SOM classification example
Lets say we have a large topic map containing artworks and keywords. Each artwork has been tagged with relevant keywords i.e topic map contains association between artworks and keywords. In our example each keyword tags multiple artworks and each artwork has multiple tags. We select all the artwork-keyword associations as shown below and start SOM classifier in context of selection. We select Artworks as the grouping role.
Wandora builds up training vectors and neuron matrix, and trains the matrix with vectors. Finally training sequence ends and Wandora opens up a visualization of the matrix. Then Wandora places all artwork topics to best matching nodes of the matrix. Below is an example of such visualization.

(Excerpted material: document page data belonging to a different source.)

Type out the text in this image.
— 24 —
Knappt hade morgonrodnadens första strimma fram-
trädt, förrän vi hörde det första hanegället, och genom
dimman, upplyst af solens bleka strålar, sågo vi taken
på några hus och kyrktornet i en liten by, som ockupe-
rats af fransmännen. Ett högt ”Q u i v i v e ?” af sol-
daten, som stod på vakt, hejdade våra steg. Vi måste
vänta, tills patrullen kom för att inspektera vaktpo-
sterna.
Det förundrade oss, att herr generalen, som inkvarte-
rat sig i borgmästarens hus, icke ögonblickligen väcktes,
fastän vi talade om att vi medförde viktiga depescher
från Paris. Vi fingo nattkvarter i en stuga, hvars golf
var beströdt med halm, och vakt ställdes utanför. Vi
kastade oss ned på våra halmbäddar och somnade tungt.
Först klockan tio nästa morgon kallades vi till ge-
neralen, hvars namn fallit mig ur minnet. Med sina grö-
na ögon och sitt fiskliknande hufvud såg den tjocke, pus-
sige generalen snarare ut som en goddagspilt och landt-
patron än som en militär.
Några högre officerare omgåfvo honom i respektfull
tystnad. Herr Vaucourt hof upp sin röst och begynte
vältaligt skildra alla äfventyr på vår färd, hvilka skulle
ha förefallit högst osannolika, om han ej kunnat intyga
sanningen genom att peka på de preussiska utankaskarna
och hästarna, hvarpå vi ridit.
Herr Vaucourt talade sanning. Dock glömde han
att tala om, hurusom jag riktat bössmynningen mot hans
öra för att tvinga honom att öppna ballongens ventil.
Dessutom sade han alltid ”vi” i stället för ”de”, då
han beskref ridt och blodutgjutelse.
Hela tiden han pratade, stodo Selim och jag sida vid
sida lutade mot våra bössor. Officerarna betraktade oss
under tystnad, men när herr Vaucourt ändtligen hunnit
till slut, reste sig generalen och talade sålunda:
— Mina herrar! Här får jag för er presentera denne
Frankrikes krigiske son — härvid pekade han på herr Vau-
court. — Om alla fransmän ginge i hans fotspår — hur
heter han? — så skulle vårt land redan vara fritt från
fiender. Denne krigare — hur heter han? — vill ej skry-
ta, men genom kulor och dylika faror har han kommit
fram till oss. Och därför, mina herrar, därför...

Now Wandora user can browse the visualization and perform topic map operations using the collected data. For example Wandora user may create associations that group topics in selected nodes. In general topics placed into same node should somehow resemble each other. Below is a screenshot of SOM visualization where user has selected three nodes and is about to create such grouping associations.
Below is screenshot of associations created in previous screenshot. Note the association type and roles. As the semantic interpretation of topics in same node is not evident, a general association type SOM-Group-1220093644251 is used. The number sequence is there just to distinguish different groups. User can change the base name and subject identifiers of group's association type later in Wandora, if necessary. Each group is an instance of SOM-Group topic.
In this example I have used a dataset containing artworks and keywords provided by Finnish National Gallery. Each artwork is labeled with artwork's identification code and keywords are in Finnish.